CES came, CES went, and like every year, I ignored it. It might be the size of my apartment, or my checking account, but I don’t have a burning desire to own a TV that’s taller than me. Or to hook it up to a media center that can fit in my pocket. Nor am I fascinated by cell phones with mediocre reception in four different bands! And I already settled the Blu-Ray vs HD-DVD debate by choosing neither one.
So excuse me for not paying attention. But there was one piece of seriously interesting news. And, ironically, it has less to do with consumer electronics. SanDisk started selling Solid State Disks.
Solid State Disks (SSD) don’t mind when your notebook loses balance and hits the floor. But even better, they eat up less battery when running, and can quickly suspend to disk instead of suspending to RAM. So what do you do with all this new found battery charge? Pipe it to the radio transmitters: WiFi, Bluetooth, Cellular, WiMax.
We’re getting one step closer to always-on connectivity, on the desktop and the notebook. It will happen first in executive toys, which explains why SanDisk chose CES to bring us the news.
When SSD go mainstream, they’ll change the way we use computers. You trade local storage – 32GB is not a lot of space for a modern operating system, music collection and the occasional ripped DVD – for the ability to live in the cloud: to always have access to more information that any one computer can store.
And, it will change the way your software runs. When there’s little penalty in saving to disk, there’s no reason not to. Your changes are stored as you’re writing the memo, or playing with the spreadsheet. I won’t shed a tear over the loss of the Save button.
We can almost do it today, we have auto-save that creates a backup in the background every minute or so. But if you crash, you lose your place in the document, the last few keystrokes and all your undo actions. So you still need to commit to a change, to let the software know you’re ready for what may come. That will no longer be necessary.
But what I’m most excited about is the way it changes our computation ability.
Every year, like clockwork, hard disks get bigger, faster and cheaper. Yet, we’re still hitting the same wall, the slow speed by which the needle dances from track to track, waiting for the right sector to pass underneath. Relatively, the bigger the hard disk, the slower it can access the data. That’s why we call hard disks the new tape.
With SSD, the hard disk will literally become the new tape.
SSD has constant seek time, so it doesn’t matter where the data resides. It’s as efficient streaming a movie as it is collecting records scattered all over the database. SanDisk claims it’s a hundred times faster, but even an order of magnitude is enough to change the rules of the game.
All of a sudden we can build applications that are smarter by virtue of having more data on tap. We can be more liberal with our reads and writes, expand our queries, use more meta-data.
It all comes from the simple fact that hardware has to pay for itself. $18 affords you 1GB of SSD (expected to halve every 18 months). You’ll have to pay nearly ten times as much for RAM. Of course, both are considerably more expensive than magnetic media, so video and backup are not the killer-apps for SSD. But video and backup work fine with tapes.

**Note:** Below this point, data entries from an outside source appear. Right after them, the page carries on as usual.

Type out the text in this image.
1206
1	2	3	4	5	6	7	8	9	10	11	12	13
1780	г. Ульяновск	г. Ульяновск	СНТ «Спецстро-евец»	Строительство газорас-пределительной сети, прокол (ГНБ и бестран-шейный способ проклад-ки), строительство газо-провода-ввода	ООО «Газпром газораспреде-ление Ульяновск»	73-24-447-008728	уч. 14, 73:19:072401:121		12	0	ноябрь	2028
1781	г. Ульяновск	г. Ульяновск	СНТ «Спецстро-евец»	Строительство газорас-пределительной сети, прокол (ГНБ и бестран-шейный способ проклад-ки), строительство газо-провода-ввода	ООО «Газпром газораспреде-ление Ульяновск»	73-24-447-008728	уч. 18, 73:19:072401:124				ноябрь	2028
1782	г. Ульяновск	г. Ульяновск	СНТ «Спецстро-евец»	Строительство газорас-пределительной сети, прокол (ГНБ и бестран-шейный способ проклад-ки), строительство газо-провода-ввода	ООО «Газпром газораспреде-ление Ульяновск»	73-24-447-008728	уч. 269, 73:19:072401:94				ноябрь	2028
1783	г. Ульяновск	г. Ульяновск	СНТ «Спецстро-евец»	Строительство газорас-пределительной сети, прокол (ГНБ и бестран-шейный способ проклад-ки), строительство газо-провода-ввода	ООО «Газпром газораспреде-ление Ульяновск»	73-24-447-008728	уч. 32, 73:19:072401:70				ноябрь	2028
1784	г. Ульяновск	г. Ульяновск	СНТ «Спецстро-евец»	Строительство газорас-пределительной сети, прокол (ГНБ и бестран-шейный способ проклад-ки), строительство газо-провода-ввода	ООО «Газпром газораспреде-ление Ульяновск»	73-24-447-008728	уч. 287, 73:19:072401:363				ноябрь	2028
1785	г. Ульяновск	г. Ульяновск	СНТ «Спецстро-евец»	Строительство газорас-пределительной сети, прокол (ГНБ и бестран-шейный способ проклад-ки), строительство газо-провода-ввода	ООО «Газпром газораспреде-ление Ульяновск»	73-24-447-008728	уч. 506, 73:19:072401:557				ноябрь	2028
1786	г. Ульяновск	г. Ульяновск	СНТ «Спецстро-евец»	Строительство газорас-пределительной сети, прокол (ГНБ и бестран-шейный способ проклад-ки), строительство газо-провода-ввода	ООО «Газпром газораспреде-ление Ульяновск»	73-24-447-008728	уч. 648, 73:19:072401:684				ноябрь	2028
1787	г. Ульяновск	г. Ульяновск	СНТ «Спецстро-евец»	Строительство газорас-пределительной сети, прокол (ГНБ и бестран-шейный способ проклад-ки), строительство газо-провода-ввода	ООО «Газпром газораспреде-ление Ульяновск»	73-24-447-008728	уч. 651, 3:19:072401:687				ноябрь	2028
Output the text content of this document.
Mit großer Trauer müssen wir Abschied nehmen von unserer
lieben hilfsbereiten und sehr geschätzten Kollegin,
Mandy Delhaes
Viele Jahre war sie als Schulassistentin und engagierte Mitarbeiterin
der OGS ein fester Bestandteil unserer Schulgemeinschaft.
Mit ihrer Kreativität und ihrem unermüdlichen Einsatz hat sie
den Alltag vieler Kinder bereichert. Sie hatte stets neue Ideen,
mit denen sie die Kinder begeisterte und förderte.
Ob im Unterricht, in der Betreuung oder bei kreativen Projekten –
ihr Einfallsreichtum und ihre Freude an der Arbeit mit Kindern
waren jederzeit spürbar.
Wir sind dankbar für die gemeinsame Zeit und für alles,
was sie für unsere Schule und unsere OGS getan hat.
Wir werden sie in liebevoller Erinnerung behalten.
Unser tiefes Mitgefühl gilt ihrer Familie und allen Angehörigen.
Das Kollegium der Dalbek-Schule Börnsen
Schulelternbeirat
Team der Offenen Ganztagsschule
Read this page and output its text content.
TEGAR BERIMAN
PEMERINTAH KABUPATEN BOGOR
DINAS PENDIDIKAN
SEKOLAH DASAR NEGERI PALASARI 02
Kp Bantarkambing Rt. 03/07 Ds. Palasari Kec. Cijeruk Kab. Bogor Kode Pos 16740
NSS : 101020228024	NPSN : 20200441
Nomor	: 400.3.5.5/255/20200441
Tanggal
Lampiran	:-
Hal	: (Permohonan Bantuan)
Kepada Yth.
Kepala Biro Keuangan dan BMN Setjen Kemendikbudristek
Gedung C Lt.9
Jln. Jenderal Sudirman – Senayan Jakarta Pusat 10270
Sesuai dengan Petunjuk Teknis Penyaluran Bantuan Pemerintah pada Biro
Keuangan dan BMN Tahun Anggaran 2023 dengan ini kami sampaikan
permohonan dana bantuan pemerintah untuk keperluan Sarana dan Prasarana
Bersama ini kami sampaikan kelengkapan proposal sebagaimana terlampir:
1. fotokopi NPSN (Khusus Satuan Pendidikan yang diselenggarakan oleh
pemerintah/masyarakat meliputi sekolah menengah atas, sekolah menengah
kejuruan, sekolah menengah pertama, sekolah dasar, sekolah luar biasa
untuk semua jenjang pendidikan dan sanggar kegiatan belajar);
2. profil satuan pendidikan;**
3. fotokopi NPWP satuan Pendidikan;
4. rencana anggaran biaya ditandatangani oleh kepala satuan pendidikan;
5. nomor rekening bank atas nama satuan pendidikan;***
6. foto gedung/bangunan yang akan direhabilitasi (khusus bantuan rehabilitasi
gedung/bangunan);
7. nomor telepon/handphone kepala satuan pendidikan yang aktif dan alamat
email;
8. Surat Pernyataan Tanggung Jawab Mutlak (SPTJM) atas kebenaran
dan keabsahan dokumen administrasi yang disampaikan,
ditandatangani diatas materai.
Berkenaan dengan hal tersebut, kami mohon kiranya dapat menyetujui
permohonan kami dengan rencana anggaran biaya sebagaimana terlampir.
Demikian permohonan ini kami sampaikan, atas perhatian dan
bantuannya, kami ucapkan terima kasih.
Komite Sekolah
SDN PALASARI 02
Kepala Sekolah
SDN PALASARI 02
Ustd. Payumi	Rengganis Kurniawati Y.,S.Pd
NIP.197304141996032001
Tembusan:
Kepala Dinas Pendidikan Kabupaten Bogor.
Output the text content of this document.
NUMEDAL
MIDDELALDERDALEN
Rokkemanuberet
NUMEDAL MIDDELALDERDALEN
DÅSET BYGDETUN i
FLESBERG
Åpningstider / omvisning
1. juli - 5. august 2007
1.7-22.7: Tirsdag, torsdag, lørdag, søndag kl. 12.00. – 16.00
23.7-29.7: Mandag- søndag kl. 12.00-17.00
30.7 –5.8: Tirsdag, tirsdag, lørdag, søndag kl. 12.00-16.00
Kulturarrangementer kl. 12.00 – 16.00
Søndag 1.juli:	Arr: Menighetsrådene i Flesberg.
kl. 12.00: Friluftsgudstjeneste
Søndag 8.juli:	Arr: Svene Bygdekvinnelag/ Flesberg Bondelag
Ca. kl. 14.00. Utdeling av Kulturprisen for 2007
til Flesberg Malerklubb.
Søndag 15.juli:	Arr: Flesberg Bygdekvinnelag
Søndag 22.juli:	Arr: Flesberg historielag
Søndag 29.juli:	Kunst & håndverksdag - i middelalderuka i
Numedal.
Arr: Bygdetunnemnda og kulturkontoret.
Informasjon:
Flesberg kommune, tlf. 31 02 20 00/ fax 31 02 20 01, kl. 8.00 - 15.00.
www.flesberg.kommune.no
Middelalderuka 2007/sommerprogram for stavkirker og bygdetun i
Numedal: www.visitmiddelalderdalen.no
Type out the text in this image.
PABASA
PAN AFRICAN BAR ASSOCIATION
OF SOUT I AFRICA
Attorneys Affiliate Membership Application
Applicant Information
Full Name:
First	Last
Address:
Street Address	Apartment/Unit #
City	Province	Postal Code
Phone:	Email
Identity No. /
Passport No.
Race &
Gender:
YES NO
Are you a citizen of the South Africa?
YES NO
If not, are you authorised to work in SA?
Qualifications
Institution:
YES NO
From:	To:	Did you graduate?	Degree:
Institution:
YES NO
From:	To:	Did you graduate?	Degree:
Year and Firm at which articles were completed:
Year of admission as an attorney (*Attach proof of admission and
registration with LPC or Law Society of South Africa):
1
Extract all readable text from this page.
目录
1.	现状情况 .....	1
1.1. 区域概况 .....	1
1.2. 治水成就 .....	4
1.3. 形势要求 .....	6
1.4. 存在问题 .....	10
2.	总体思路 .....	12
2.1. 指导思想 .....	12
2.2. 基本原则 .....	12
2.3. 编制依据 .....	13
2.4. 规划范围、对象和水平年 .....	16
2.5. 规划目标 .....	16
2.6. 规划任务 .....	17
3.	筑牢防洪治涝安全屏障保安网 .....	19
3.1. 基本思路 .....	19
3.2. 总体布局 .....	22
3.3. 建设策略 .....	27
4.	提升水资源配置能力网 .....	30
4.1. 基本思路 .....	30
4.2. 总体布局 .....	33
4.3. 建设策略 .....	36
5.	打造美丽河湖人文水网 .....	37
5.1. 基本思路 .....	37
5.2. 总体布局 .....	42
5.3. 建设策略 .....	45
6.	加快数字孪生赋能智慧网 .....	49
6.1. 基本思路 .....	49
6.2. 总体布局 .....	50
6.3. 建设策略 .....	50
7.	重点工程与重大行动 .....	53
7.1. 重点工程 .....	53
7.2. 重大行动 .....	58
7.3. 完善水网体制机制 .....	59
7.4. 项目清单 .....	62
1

Think of the way we develop software for servers. You can only afford so much RAM, that’s your upper limit on the amount of data you can process quickly. Disk access is so slow, it’s the first bottleneck you optimize around. You work around the snail-store by sticking to the confines of affordable RAM. You may have 250GB of storage in there, but you’re building the software to live in 4GB or less.
What if we opened the floodgates? What if you had 2GB of RAM to compute, 32GB of SSD for fast random access, and 250GB of the slow kind. How would that change the way you design, and the kind of features you build?
Now granted, hardware always improves at least at constant rate, and software expands at the same rate to fill it up. But sudden increases lead to sudden expansion, and sudden expansion comes not from incremental improvements, but innovating new ways we couldn’t afford before.
Think of what happened when storage became small and cheap enough to fit your music collection in your shirt pocket? Or when bandwidth jumped from fast enough for text to fast enough for video?
This change will mostly affect the dark code, the plumbing that runs behind the scene, but out of that will come new types of applications we couldn’t imagine a year ago. Or at least I couldn’t, but I’m starting to have some ideas. What would you do with 32GB of fast, durable memory?